The Most Impactful Turning Point?
“Early in my career I was fortunate to be involved with a number of projects that evolved into climate change issues: clean air, clean water issues and more…. It was really the developmental stage of the laws and regulations that we operate under now, that I had a small hand in developing, that shaped the trajectory of my career.”
The Most Powerful Lessons and Experiences?
1. “When I’m asked how I got started in this field, I answer that I was president of the ecology club in the 4th grade. Funny but true! I’ve always enjoyed science and have always loved being outdoors.”
2. “After college at the University of South Carolina, my wife and I went to D.C. where I worked on a NOAA (National Oceanic and Atmospheric Administration) subcommittee headed by Deb Sterling, a brilliant environmental attorney. She’s back in Columbia now and is a big part of our South Carolina Floodwater Commission.”

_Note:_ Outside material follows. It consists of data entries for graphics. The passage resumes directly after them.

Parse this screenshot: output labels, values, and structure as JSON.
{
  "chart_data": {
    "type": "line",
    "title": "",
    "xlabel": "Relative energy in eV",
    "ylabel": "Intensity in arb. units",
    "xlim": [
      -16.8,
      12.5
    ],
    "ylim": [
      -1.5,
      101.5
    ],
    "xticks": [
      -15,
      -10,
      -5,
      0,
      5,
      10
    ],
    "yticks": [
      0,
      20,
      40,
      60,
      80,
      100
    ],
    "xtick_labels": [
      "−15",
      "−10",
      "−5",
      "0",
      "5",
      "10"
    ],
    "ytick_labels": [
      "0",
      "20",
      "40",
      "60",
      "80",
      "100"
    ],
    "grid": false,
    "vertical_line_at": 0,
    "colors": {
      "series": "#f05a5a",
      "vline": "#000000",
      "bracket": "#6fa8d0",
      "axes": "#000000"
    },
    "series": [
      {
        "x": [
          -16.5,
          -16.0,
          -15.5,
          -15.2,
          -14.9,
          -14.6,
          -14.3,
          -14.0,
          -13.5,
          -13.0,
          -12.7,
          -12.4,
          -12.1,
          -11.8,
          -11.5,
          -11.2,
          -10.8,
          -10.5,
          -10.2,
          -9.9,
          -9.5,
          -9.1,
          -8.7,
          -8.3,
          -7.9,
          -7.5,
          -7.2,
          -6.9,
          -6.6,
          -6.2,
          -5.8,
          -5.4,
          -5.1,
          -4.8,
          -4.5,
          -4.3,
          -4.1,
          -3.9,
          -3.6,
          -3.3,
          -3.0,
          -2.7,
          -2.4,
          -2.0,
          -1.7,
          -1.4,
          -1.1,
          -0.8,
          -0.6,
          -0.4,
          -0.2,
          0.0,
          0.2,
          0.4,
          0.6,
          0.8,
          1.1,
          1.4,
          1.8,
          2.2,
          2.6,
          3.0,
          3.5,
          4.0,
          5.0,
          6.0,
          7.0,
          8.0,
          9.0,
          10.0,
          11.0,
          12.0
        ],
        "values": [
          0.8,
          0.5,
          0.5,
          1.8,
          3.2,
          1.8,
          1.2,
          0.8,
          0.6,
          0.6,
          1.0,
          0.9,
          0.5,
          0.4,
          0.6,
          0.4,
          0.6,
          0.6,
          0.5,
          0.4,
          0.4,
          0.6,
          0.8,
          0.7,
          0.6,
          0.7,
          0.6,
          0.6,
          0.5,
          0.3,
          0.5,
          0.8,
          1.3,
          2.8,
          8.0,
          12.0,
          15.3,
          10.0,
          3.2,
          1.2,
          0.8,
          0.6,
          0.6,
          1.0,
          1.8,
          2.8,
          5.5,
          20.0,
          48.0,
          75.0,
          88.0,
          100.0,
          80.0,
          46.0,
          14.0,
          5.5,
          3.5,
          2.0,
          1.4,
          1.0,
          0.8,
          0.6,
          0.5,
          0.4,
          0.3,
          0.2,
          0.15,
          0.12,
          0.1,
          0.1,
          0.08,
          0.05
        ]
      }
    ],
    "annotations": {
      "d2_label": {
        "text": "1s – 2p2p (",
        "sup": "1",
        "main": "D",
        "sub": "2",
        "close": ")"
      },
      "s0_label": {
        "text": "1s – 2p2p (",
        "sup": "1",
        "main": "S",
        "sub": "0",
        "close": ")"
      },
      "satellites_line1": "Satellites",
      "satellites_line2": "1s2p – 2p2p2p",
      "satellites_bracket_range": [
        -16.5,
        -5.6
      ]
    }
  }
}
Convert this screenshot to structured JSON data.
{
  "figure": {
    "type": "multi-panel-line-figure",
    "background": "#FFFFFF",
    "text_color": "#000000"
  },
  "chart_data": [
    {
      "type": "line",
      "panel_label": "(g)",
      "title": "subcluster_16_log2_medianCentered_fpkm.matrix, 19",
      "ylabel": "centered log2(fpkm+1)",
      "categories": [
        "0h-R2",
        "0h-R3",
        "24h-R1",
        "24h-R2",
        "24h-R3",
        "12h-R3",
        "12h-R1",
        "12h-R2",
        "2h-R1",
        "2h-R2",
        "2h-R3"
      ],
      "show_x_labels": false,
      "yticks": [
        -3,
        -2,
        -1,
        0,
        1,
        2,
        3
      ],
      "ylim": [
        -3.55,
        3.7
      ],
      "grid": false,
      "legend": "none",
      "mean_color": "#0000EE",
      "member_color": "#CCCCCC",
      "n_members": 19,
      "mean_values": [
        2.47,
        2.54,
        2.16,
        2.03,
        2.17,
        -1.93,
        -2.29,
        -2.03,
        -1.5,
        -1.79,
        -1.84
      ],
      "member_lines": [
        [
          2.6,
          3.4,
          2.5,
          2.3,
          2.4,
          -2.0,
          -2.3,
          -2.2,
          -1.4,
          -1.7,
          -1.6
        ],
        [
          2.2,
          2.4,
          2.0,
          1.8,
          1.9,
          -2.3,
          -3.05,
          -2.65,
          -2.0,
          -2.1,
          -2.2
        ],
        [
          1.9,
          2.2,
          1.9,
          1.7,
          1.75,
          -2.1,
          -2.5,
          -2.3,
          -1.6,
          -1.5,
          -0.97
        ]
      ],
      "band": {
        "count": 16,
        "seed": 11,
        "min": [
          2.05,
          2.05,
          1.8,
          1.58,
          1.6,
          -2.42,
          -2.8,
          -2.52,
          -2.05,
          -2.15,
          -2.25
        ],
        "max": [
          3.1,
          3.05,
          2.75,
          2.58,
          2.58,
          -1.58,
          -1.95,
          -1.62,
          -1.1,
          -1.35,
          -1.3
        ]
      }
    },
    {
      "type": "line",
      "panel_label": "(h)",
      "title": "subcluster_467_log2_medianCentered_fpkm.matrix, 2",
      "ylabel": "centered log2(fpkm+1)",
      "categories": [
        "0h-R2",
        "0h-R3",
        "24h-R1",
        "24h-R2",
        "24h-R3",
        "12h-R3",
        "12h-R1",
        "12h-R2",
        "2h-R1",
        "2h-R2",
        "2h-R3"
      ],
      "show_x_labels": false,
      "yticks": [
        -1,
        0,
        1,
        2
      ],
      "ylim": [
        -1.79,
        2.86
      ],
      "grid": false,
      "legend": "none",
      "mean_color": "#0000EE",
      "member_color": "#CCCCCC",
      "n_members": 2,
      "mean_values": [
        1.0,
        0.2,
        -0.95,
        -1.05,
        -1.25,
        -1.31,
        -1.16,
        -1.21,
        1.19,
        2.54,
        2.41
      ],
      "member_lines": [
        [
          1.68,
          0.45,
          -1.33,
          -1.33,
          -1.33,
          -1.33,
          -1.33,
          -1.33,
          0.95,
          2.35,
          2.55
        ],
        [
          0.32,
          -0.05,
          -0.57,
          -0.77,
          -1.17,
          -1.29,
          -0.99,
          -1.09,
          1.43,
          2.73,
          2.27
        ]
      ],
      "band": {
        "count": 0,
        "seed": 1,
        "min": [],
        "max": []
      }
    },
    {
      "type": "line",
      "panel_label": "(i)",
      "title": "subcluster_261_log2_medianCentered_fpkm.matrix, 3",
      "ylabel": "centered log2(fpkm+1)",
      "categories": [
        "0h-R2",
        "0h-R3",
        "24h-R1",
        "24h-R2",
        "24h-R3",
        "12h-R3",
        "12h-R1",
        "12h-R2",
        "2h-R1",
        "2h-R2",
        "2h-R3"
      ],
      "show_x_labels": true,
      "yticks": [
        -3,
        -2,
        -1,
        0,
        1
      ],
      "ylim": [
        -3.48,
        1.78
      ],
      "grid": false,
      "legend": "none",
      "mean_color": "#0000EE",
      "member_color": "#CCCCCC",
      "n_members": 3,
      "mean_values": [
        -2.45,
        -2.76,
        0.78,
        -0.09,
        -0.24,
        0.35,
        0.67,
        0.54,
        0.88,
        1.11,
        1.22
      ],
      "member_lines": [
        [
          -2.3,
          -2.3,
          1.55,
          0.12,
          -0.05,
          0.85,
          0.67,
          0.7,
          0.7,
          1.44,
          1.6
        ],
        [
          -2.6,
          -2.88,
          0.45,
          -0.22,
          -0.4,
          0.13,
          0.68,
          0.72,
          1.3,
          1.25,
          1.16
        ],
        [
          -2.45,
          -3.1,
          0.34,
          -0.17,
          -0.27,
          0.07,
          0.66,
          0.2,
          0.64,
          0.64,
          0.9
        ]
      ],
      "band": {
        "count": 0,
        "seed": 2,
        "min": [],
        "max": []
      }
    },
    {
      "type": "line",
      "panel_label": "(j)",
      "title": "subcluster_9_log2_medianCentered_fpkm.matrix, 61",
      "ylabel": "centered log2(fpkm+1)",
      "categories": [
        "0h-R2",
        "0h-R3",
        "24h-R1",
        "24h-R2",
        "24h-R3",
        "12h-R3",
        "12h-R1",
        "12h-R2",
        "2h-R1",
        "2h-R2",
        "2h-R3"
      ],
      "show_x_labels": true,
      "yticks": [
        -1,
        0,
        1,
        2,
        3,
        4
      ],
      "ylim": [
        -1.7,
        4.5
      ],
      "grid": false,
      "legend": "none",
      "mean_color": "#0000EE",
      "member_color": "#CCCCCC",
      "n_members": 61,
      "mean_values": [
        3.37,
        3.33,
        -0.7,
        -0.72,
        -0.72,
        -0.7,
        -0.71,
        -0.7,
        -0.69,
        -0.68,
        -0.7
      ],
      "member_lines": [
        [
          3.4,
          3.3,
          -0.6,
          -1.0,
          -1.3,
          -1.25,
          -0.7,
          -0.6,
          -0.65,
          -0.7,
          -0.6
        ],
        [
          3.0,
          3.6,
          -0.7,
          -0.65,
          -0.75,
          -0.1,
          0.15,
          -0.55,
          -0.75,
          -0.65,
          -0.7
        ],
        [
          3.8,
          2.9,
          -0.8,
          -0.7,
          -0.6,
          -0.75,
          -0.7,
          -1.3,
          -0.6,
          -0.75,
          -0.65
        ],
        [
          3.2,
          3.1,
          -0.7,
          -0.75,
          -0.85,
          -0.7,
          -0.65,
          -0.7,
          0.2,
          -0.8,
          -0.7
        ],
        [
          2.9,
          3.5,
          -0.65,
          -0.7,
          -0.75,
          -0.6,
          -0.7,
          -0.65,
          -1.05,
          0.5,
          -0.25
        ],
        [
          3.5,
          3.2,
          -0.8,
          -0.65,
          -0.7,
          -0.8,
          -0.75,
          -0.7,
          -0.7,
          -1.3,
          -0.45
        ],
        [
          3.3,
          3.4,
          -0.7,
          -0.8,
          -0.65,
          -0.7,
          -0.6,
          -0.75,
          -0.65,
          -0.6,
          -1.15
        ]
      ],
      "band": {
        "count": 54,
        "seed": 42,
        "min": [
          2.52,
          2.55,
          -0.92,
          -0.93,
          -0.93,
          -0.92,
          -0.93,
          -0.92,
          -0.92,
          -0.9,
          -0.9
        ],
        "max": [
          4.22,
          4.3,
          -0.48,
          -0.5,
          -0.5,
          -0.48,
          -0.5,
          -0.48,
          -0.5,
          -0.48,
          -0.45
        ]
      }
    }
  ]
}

3. “In 1980 I was on my way to Quantico and during my final medical inspection a Navy doctor medically disqualified me because of my foot condition—bilateral club feet. It wasn’t until 10 years later that I got a medical waiver and a direct commission in the U.S. Army JAG Corps (Judge Advocate General’s Corps).”
4. “In all of our major bodies and environmental law, citizens can act as private attorney generals if the government has failed to. So if you go into an area in this country where the government, because of the things that we just referred to, failed to diligently prosecute, then citizens can stand in the shoes of a private attorney general and bring these cases against polluters. These are remarkably important provisions that a lot of people don’t know about. And it’s fairly easy to do this. You send a 60-day letter to the government saying, if you don’t cure this—this defect and failure to diligently prosecute—we’re going to bring an action.”